We had a lot of kilometers ahead, and even though Mexican roads are getting better all the time, breakdowns are not uncommon. Mostly it is trailers like ours, which were not built for the many rough miles we have taken it. For the record, this is the fifth trip we have made with this Cardinal from Canada to Mexico, we have now made only one complete round trip (north last spring and south this fall) without any incident. Over the years we have had to replace two broken springs, and several tires. We also discovered cracks in the frame and both sides and had them re-enforced with welding in additional plates of steel.
After the second broken spring, we added an extra leaf to each spring, and then installed a Trail-Aire system for added suspension and another air bag on the hitch. As full-timers, we travel pretty heavily loaded, but it now seems to be rolling along quite well. Even so, I feel every crack in the pavement and wonder if something will break again. And it is not just Mexican roads, with their famous topes (speed bumps) and pot holes that frighten me. Memorable (in the negative sense) Canadian highways include a long stretch of #1 from Swift Current, Sask, to near Regina and some brutal stretches around Montreal. Even the big freeways in the US can rattle your teeth, with mile after mile of those breaks between the concrete sections.
Actually we did have one freakish incident this trip. We were traveling on a busy freeway coming through Kentucky, when just ahead of us I saw some “sticks” bouncing around ahead of us. My immediate thought was that they were probably some tree prunings, and with no way to avoid them we headed on through. Then “bang”, a sound as loud as a gunshot, shook the truck, and I guessed that they were more than sticks. We rolled to a stop, amidst several other cars that had pulled over and checked out the vehicles. What I can guess was pieces of heavy steel cable had escaped on to the hiway, and one of them bounced off our bumper, under a front tire and whacked up on the passenger door. It left quite a dent, but fortunately, their was no apparent damage to tires or running gear under the truck and trailer. Like the fickle finger of fate just knocked me on my knoggin.
So Joe’s truck: First day out, I heard over our walkie talkie, “Its stalling, no... there it goes again..” and from then on, other than generously leaving a trail of black smoke got us all the way.
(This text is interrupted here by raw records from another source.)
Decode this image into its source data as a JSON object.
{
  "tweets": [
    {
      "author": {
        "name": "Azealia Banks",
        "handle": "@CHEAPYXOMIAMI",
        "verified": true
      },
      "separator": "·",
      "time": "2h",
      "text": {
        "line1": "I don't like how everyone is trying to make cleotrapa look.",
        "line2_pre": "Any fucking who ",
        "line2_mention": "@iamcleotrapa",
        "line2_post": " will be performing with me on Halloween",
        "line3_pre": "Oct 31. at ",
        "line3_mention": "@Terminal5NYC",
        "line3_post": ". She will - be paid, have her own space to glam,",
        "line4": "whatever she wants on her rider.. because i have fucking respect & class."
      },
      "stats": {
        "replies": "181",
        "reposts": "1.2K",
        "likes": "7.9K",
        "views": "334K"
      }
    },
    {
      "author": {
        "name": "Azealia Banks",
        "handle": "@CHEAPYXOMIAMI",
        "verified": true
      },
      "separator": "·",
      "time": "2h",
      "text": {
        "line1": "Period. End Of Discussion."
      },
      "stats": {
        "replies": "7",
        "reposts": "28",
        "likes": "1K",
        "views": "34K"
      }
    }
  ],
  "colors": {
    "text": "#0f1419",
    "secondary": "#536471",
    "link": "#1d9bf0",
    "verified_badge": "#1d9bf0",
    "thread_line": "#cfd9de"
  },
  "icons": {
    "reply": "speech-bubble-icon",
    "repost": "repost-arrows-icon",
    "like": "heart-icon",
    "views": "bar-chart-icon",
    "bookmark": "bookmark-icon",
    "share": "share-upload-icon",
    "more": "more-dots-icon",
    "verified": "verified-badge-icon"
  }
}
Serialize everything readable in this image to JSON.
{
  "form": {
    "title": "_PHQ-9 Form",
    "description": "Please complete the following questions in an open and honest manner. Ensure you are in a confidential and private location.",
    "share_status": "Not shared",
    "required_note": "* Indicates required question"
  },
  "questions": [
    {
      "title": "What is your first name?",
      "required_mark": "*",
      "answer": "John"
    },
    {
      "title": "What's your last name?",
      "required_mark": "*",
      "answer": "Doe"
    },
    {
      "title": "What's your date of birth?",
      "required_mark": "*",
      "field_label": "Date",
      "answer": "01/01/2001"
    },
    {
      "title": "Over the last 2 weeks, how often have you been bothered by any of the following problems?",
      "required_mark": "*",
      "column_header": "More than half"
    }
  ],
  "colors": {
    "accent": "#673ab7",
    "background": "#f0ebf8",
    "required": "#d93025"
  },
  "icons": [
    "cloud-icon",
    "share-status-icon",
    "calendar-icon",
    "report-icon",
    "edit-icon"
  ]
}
Crossing the border, etc.--
As everyone has heard, there a the “drug war” going on along the Northern border states. Some, like us, are traveling in small groups for that reason. I personally think it is vastly overblown, as to the danger to tourist travelers. However, as our timings concurred, and we enjoy the company of Joe & Marilyn, we chose to travel with them.
The drive down was smooth as ever. In fact, we all thought that the police, both, the local and federales, as well as the army security stops, were exceptionally friendly this trip. We were speculating, that the word had gone out that tourists are to be treated well.
Our only blip was a "security check" by some local cops about 1/2 hour from the border. They saw us with our walkie talkies and our cameras, and had an animated discussion between them. As always, we were patient and cooperative, and after a few minutes, one fellow returned to my window giving me a (face saving) scolding for our “infraction” which I didn’t understand, but could have been about a real or imaginary yield sign, sent us on our way. Some might say, “old Mexican habits...”

Strawberries and cream --
Along Hwy. 57, just before the turnoff to Dolores Hidalgo and San Miguel, there is a section where there are about 30 or 40 “Fresas con Crema” stands. A very refreshing and tasty stop along the way.

1 comment:

Croft said...

Ah, fresas con crema! Worth a trip down just for them. We are planing to stay in the USA this winter with a trip over to Florida to visit an aunt who I have only met once. However, if the weather is cool, you will see us down there. Have fun!